Traveler: Storyteller Tales: Vordan 4

            Glen got up early despite the fact that he had so little sleep in the night.  Pumpkin slept on the pillow on the floor next to Boston who was curled up in a ball and shivered against the cold tile.  As he rose, Glen took his hospital blanket and covered the girl, and he smiled because he managed to do it without waking her or the fairy.  Then he tip-toed towards the infirmary exit only to discover that Alice was up, waiting.

            “Don’t think you are going to get away,” she whispered.  “I have more questions now than ever.”

            Glen hushed her and took her hand to minimize the noise.  It didn’t help.  Pumpkin zoomed up to land on Glen’s shoulder before the door shut.

            “Where we going?” The fairy asked in the same kind of whisper Alice used. 

            “Apparently nowhere.”  Alice spoke out loud.  There was a soldier with a gun in the hallway.

            “Sir.  Mam.  I need to see your papers.”

            “What is this all about?”  Alice, the lawyer took the lead. 
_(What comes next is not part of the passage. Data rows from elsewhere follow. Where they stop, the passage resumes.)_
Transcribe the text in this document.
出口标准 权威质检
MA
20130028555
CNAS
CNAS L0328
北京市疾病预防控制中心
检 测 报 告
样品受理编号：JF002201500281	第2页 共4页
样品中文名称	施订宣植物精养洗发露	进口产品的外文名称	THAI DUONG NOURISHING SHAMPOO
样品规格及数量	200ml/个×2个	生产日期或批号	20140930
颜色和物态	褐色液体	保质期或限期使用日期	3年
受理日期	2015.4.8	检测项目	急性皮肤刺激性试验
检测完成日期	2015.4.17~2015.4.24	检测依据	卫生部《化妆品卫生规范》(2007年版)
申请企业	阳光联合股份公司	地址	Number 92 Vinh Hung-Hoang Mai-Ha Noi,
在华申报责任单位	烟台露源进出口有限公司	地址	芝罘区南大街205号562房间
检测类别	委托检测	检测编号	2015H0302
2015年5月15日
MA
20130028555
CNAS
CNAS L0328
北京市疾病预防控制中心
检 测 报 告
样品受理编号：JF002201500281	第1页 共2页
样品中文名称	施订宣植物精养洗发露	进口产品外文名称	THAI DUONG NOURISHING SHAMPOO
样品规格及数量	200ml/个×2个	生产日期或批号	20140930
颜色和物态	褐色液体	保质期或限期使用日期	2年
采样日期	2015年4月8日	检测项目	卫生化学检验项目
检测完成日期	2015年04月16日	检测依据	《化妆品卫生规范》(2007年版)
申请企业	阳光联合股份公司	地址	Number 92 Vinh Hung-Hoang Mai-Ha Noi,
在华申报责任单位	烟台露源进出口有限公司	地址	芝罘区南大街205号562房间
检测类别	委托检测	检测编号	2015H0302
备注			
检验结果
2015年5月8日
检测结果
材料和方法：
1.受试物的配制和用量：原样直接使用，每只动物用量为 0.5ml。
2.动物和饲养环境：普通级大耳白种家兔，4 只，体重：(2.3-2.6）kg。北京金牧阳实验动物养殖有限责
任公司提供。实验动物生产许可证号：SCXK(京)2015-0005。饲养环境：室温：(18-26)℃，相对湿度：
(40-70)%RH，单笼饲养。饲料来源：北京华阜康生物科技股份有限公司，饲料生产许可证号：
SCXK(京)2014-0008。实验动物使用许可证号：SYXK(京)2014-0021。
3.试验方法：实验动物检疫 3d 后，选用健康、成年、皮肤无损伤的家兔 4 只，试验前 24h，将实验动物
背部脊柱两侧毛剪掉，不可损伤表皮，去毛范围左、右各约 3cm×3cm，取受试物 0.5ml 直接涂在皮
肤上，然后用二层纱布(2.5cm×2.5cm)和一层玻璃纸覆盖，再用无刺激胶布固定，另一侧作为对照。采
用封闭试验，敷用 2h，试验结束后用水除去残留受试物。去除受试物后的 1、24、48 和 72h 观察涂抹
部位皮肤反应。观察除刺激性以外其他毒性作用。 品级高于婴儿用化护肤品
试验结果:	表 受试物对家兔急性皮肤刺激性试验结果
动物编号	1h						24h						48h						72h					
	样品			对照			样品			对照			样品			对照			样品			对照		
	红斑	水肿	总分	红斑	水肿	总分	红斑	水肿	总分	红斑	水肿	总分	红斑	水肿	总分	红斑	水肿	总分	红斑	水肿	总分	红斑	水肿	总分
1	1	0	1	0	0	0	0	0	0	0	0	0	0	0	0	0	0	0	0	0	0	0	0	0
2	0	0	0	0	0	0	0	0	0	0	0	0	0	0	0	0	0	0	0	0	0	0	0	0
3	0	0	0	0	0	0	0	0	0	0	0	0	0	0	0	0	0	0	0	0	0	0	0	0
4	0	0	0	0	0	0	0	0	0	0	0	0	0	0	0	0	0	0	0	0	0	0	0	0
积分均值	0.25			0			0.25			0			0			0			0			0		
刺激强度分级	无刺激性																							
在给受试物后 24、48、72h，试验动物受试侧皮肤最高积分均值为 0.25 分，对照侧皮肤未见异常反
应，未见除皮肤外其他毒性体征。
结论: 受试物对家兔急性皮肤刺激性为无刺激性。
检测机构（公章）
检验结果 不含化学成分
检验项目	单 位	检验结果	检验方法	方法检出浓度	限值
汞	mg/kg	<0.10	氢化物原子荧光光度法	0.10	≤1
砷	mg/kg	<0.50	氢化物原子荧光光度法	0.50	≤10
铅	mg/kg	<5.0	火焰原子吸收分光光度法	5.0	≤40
            “Marines, Mam.  The President is taking over this operation, now I would appreciate seeing your papers.”

            “Pumpkin.  Go get our papers,” Glen said.

            “Yes, Lord,” Pumpkin responded and zoomed back into the room.  She turned the door handle with a bit of magic dust. and the poor marine got his first look at a real, live fairy.  His eyes got very big and his mouth opened wide.

            “That is very good, wouldn’t you say?”  Alice nudged Glen.  She decided to approach all of this from a different angle.  “My reaction was not nearly that photogenic.”

            “I don’t know—“ Glen hedged but Pumpkin returned before he could say more.

            “But we haven’t got any papers,” Pumpkin said as she hovered in Glen’s face.

            “Hey, hey!”  The marine caught two more marines in the hallway and waved them to join him.  The woman was instantly enchanted, but the man wanted to reach for his gun.”

            “None of that.”  Glen, Alice and the first marine, a sergeant spoke more or less together before Glen continued.

            “The director is in there, asleep.  You need to stay here and see she is not disturbed.”  He spoke to the trigger happy man before he turned to Pumpkin.  “You need to ride on Alice’s shoulder.  She has hair you can hide in.”  He turned to the sergeant.  “You are in over your head, but you are welcome to come along if you want to keep an eye on us.”  He turned to the woman marine.  “You need to tell the President he is ticking me off.  I told him we would be there this afternoon.”  He turned last to Alice who squinted as if the fairy might hurt when she  settled on her shoulder.  “And you need to be working on that treaty.”  Glen smiled.  “There, did I miss anyone?”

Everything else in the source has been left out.